La proposition de 2020 de règlement du Parlement et du Conseil européens sur la gestion de l'asile et des migrations présente le mérite de chercher un nouvel équilibre. Elle renforce les règles de responsabilité des États membres en en prolongeant la durée, elle élargit les critères de détermination de la responsabilité afin de mieux intégrer la réalité des attaches que les demandeurs peuvent entretenir avec tel ou tel pays de l'Union européenne et elle reconsidère les mécanismes de solidarité qui forment la nécessaire contrepartie de la responsabilité.

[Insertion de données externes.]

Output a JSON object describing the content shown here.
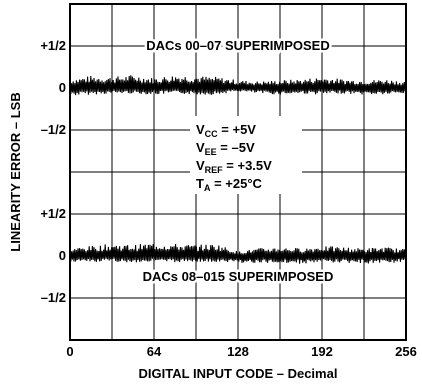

Il ne m'appartient pas de me substituer au Gouvernement dans le choix du meilleur équilibre et dans la recherche d'un consensus entre les États européens. Je soulignerai simplement l'importance de travailler en parallèle à l'intensification de la coopération entre les instances en charge de l'asile, qu'il s'agisse de la qualité des échanges d'informations ou de leur célérité, ainsi que sur la convergence des pratiques d'asile, convergence de nature à limiter les mouvements migratoires secondaires. L'OFPRA s'y emploie, notamment par sa participation aux travaux du bureau européen d'appui en matière d'asile ( european asylum support office, EASO). Ce dernier contribue à l'élaboration de l'information sur les pays d'origine, de même qu'à la définition de lignes directrices propres à l'application des principes clefs de la convention de Genève du 28 juillet 1951 et des directives européennes relatives au statut des réfugiés.

À côté des questions qui polarisent l'attention, telle la refonte du dispositif du règlement de Dublin, nous ne devons pas négliger ces coopérations concrètes. Elles s'avèrent essentielles au bon fonctionnement du régime d'asile européen commun.